LLansing commented 1 year ago
  1. As described in this issue, there were 18 samples that were missing from the SNP matrix in addition to the 1 sample which presumably was meant to fill the empty column (19 missing samples total). The input files for the empty column sample were SRR13495847_{1,2}.fastq.gz (paired input). All of the samples, both successful ones and missing ones take the naming pattern SRR13495###_{1,2}.fastq.gz and I see no pattern to the missing samples (e.g. they're not consecutive). As for the SAM file, I'm not sure what those file names are as AMR++ created them as the pipeline ran, but I had to delete various intermediate files and results for sake of storage space.
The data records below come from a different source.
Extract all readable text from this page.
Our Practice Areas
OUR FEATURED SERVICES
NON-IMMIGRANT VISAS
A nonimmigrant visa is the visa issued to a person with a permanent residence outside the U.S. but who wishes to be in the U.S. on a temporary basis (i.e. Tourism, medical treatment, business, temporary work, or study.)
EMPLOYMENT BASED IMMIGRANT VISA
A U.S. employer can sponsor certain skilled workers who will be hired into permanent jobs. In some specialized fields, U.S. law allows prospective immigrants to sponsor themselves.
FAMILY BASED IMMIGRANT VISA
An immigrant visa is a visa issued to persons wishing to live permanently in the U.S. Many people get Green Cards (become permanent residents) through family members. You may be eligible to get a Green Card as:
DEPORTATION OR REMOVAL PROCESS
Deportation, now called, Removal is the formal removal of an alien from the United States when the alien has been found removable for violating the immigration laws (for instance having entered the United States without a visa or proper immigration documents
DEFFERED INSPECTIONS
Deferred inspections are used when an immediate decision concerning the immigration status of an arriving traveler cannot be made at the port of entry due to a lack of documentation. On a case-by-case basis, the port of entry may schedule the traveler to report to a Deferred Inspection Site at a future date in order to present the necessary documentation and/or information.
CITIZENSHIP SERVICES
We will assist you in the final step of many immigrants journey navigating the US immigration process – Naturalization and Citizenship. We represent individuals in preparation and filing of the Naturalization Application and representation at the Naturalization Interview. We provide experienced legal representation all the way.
As noted in the other issue, a previous run with the same samples had a different set of 25 samples missing, and 2 empty columns, with only 3 samples common across both runs.

  2. The column is somewhere in the middle. Also, I'm not sure whether this is related, but there is a peculiar row at the bottom of the matrix with gene_accession = 0, and all other columns except 2 empty (distinguished by successive tab characters), and the 2 exception columns also having 0 as their value.

  3. The column name of the empty column is SRR13495847 (same as the sample name). It is not missing from the regular, non-SNP confirmed AMR table (which is complete, by the way). It is also not one of the missing columns/samples from the previous run.

  4. Unfortunately, I've already removed the ResistomeResults folder for sake of storage. I'm not sure whether the {sample_name}_SNPs folder was in there or if it contained any files.

Isabella136 commented 1 year ago

This leads me to believe that this is more likely an error with how the AMR++ pipeline and AMRPlusPlus_SNP script are communicating. I'll go ahead and make a note of that in the AMR++ repositiory.